Serum metabolomic signatures associated with frailty-related phenotypes in a cohort of older people.

Frailty is a geriatric syndrome characterized by reduced physiological reserves and increased vulnerability to stressors. Given its complex phenotypes and underlying biology, robust multidimensional biomarkers are needed to advance personalized care. We aimed to identify serum metabolomics signatures associated with frailty phenotypes and related features. We analyzed serum metabolomics data in 901 participants (47.5% males, mean age 68.3 ± 3.5 years) from the Berlin Aging Study II, classified as non-frail, pre-frail, or frail using Fried's criteria at baseline (T0) and after 7 years (T1). Linear models assessed associations between metabolite levels, frailty, and related parameters. At T0, 1% were frail, increasing to 4.8% at T1. Over follow-up, 323 participants transitioned to a worse frailty category.

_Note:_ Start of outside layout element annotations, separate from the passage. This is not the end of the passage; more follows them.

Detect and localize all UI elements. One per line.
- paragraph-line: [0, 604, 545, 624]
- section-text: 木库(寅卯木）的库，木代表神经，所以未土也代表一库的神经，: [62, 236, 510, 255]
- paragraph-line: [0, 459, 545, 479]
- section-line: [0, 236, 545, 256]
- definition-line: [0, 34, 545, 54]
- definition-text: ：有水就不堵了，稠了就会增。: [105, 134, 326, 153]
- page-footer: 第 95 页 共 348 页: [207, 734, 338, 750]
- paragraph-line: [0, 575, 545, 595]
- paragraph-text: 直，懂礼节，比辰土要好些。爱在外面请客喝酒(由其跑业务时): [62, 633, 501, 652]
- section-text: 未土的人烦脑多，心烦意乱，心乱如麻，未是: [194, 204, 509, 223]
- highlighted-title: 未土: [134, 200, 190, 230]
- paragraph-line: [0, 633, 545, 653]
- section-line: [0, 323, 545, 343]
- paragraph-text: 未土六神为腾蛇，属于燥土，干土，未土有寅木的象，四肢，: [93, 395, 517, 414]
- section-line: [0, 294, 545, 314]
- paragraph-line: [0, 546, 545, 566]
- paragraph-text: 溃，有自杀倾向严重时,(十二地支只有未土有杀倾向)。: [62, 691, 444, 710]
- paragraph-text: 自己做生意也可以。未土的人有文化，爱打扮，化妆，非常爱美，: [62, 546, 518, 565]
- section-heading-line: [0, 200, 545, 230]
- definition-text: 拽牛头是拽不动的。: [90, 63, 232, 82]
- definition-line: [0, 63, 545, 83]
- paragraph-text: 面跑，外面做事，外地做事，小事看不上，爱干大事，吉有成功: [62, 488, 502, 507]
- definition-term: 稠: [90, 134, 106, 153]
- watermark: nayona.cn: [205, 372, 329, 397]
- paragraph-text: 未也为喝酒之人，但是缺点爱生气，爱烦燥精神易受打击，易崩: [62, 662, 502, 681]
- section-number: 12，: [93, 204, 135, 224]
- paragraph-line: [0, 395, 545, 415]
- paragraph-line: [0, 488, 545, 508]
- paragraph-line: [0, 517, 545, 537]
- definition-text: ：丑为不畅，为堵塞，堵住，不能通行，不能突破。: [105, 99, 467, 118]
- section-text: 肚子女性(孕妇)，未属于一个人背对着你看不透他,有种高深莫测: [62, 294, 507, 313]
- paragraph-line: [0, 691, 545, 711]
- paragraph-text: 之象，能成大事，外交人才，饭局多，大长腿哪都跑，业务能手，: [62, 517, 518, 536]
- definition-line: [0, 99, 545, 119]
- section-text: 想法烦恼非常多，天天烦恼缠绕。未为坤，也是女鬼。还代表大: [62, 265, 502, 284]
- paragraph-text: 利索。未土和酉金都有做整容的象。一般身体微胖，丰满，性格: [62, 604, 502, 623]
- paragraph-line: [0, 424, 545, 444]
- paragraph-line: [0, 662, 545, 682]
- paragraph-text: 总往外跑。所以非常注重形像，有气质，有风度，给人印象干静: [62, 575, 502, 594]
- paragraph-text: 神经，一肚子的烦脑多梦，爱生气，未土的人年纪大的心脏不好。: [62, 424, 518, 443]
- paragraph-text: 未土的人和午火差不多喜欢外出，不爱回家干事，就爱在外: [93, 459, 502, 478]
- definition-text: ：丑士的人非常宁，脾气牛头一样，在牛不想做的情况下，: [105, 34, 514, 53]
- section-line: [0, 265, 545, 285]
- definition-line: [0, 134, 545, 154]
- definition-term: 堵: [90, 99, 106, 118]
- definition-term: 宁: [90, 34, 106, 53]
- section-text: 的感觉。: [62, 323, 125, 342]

Across 82 metabolites, no significant differences emerged for frailty status. However, in males, 27 and 30 circulating metabolites were negatively associated with handgrip strength at T0 and T1, respectively. Also in males, L-tyrosine was positively associated with fat mass, while 22 metabolites (carbohydrate-related, maltose, fructose, glucose, galactitol, mannose, lactate, acetylcarnitine; amino acid-related, valine, tyrosine, isoleucine, α-hydroxybutyrate) correlated with nutritional status at T0. In females, dimethylsulfone was positively associated with changes in handgrip strength over time, and glycerol with appendicular lean mass at T0. While serum metabolomics showed weak associations with frailty itself, clear links were observed with frailty-related features, notably muscle strength and nutritional status. These findings highlight insulin sensitivity as a central determinant, suggesting that early metabolic alterations may contribute to impaired muscle health in aging.